Festival-goers will face difficulties arriving at the site in Pilton amid three days of major rail strikes causing travel chaos.
Members of the Rail, Maritime and Transport union (RMT) at Network Rail and 13 train operators will walk out on June 21, 23 and 25 in the biggest outbreak of such industrial action in a generation.
Jamie Njoku-Goodwin, the chief executive of UK Music, said: “These strikes risk misery for hundreds of thousands of music fans across the country who have been desperate to get back to festivals after two years of lockdowns.
“They also come at a crucial time for the live music industry and music businesses, which are just getting back on their feet post-pandemic.
“Thousands of music fans will face a huge struggle to get to Glastonbury because of the disruption, which will add to road traffic at a time when we’re working hard to improve sustainability in the music industry.
“It’s vital that all sides get around the table to bring these strikes to an end to deliver a much-needed financial boost to the music industry and a summer of fun for millions of music fans.”

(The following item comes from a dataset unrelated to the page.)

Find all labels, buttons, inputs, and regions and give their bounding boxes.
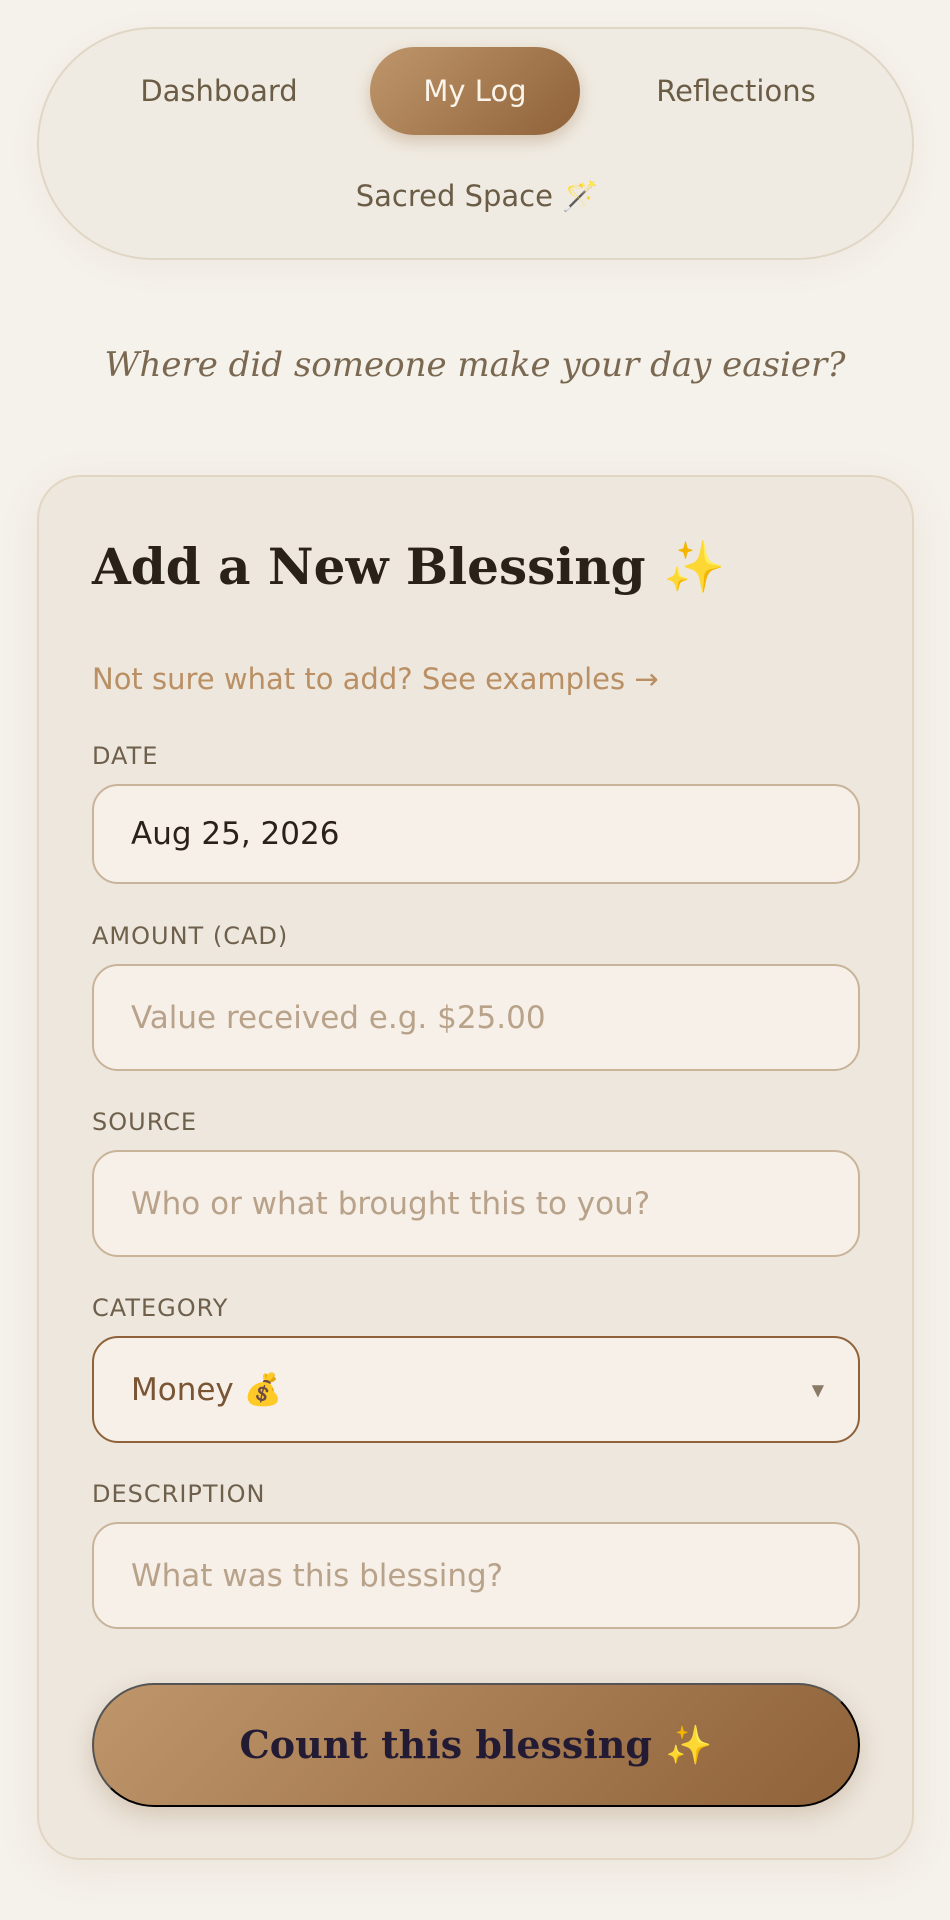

Revellers can expect to be greeted with warm weather on Wednesday and Thursday before temperatures fall over the weekend with some showers expected.
The Glastonbury line-up includes new acts such as Arlo Parks, Doja Cat, Easy Life, Fontaines DC and Griff alongside more established names including Crowded House, Primal Scream and Supergrass.
Pet Shop Boys will be headlining The Other Stage – the festival’s second largest stage – in a “long-awaited” performance.
Former Led Zeppelin frontman Robert Plant will appear alongside American country and bluegrass star Alison Krauss following the release of their second collaborative album.
There will also be experimental pop music from Charli XCX and Caroline Polachek.
Three Ukrainian acts, including 2016 Eurovision winner Jamala, will bring an anti-war message to the site and there will be talks about climate change, Black Lives Matter and Russia.
Glastonbury 2022 takes place from June 22 to June 26 and tickets are sold out.